Meyerism, like Scientology, is full of jargon. Meyerists do not pay to reach the next level of knowledge, but they are constantly trying to level up: Cal is a “10R”; Sarah an “8R”; Eddie went to Peru to become a “6R.” As with Scientology, members engage in intense and prolonged questioning sessions, though they are not called audits, sometimes while hooked up to devices that look like but are not called E-meters. People who are not Meyerists are called Ignorants, not Suppressive Persons. Leaving Meyerism is difficult and will get you labeled a Denier, with no rights to see your children.

The Meyerists have such a zero-tolerance policy toward religious doubt, it is easier for Eddie to pretend he is having an affair than to tell Sarah he is not sure the ladder is real. Eddie, after confessing to this fictional affair, has to spend 14 days “in-house,” going over what happened in mind-shattering detail, all while drinking a spiked, truth-telling “juice.” The woman he claims to have had an affair with—played by FNL’s Minka Kelly—denies it, and no one will believe her: She is essentially held prisoner, until she is brainwashed into admitting she did something wrong.

For all this, The Path is not focused on the ways that Meyerism—or Scientology or any religious cult—makes its members odd or other or dangerous. Rather, it is devoted to exploring the ways Meyerism meets its members’ all-too-human needs for purpose, certainty, and a sense of belonging. The Meyerists do good work; they aid the flailing, feed the lost, provide treatment for substance abuse. If its members sometimes revert to uplifting chatter full of Orwellian doublespeak and have the smug contentment of the brainwashed, Eddie and Sarah’s home life is warm and jovial, full of family dinners, gossip, and bonhomie. In this regard, Meyerism is like any zealously strict religious movement or well-functioning police state: Operating within the boundaries of what is acceptable, one feels safe.

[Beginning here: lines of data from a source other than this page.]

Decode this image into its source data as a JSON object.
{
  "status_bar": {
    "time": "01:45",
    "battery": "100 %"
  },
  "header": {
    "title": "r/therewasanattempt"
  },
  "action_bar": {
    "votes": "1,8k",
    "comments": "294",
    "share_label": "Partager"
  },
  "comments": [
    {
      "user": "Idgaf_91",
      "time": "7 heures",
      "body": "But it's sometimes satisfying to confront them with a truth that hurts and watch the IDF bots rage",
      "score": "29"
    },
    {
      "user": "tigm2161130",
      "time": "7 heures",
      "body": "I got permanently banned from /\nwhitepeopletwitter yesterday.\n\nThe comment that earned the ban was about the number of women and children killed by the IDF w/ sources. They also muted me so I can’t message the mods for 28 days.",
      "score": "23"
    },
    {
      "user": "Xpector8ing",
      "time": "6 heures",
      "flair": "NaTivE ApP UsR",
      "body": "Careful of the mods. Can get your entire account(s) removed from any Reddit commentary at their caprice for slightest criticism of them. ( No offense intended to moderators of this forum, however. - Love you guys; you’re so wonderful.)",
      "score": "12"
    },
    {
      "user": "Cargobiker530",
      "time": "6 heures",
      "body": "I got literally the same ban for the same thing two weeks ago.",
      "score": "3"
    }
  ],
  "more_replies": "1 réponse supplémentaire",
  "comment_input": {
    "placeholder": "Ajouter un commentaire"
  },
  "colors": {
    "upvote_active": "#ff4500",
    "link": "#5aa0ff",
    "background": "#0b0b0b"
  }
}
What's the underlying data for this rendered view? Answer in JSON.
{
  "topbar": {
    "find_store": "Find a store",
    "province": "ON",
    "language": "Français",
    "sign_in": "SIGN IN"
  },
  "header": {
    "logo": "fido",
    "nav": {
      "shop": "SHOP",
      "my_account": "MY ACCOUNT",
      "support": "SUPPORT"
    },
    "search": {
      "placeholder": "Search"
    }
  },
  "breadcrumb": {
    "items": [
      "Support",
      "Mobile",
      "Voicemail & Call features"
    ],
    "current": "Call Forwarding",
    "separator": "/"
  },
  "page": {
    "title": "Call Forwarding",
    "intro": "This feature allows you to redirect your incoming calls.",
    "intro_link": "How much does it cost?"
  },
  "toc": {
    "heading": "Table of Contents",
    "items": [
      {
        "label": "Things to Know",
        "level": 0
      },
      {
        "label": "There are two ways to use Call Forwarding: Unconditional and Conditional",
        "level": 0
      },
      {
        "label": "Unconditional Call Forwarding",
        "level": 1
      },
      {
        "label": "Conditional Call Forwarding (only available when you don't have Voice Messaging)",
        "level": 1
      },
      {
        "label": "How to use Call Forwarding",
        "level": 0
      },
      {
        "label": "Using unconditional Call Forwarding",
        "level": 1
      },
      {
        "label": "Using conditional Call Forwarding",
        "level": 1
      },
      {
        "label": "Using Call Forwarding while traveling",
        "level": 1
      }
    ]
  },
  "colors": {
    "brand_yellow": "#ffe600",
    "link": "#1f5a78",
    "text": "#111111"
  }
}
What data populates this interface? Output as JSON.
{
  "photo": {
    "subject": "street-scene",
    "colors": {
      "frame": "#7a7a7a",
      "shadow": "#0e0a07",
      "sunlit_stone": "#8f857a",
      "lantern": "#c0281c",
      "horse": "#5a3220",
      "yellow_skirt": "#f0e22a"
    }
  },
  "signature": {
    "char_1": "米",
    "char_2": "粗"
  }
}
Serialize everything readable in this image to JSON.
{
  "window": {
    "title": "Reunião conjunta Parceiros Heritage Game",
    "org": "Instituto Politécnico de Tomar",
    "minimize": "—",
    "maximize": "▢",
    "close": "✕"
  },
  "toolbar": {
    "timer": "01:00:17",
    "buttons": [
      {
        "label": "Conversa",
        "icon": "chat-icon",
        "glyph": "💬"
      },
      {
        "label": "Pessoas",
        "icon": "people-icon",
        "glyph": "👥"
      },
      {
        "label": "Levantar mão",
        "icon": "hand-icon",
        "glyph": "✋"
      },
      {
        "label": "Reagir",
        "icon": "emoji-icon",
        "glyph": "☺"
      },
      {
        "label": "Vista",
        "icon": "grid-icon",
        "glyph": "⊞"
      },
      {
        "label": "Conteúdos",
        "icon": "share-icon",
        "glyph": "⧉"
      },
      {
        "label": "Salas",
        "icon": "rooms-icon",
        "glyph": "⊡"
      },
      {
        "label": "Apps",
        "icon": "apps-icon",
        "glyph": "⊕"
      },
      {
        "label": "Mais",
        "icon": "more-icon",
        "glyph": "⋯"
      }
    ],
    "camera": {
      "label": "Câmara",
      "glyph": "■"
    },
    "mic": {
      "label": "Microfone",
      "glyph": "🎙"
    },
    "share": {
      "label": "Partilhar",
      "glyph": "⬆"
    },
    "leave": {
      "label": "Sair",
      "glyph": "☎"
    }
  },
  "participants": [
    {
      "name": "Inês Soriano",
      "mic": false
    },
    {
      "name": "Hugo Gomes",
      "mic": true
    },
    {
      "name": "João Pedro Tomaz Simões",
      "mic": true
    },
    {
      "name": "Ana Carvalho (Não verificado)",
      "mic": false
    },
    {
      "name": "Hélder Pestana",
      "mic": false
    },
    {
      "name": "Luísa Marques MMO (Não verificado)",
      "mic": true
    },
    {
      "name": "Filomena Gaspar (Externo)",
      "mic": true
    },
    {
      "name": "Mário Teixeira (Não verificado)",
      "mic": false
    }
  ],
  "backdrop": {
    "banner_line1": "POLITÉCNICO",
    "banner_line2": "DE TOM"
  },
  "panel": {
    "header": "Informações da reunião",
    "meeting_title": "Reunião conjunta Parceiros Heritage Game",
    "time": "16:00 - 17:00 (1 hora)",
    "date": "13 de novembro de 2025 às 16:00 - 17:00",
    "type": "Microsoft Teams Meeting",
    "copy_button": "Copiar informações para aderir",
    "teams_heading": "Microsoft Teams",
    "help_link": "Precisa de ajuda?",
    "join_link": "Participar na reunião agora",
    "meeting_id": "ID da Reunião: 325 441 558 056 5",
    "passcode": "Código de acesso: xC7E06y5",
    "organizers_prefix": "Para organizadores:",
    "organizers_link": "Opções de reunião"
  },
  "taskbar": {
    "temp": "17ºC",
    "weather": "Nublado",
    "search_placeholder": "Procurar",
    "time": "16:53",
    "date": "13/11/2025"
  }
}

Cal, Sarah, and Eddie are The Path’s three protagonists, and they each mark out a different quadrant on a matrix measuring devoutness and decency. Dancy, Paul, and Monaghan all act their tails off, but somehow Monaghan seems infinitely more mature than either of them. Cal is devout, but power hungry. His careerist ambitions are utterly tangled up with his ambitions for Meyerism. He listens to audiotapes about sales technique and animal communication in his car. When questioned, he gets violent. He has a creepy sexual rapport with newbie Meyerist Mary (Emma Greenwell), an abused addict who is probably better off with the cult than her pimp father but is only staying with the cult because of her and Cal’s perverse dynamic. Eddie, in contrast, is a good man but increasingly skeptical of Meyerist teachings, though not of the life and family Meyerism has brought him. This is unacceptable to Sarah, whose faith is so strong it occasionally trumps her decency: As she toggles between these two poles, she toggles between the two men.

One of Eddie and Sarah’s major points of conflict is their teenage son, Hawk (Kyle Allen. I would bet money he’s in the running for a superhero series in the next couple years, which I mean as a compliment; he’s very good.), who falls in love with a non-Meyerist girl. The thought that Hawk might leave the church distresses Sarah so much, it drives her to an awful rigidity. Simultaneously, the thought of what Cal’s missteps might do to the church concern her so much, they drive her to distasteful flexibility. The Path is not a rollicking Scientology takedown but a more measured, slow-building dismantling of the insidious accommodations required to maintain absolute religious certainty.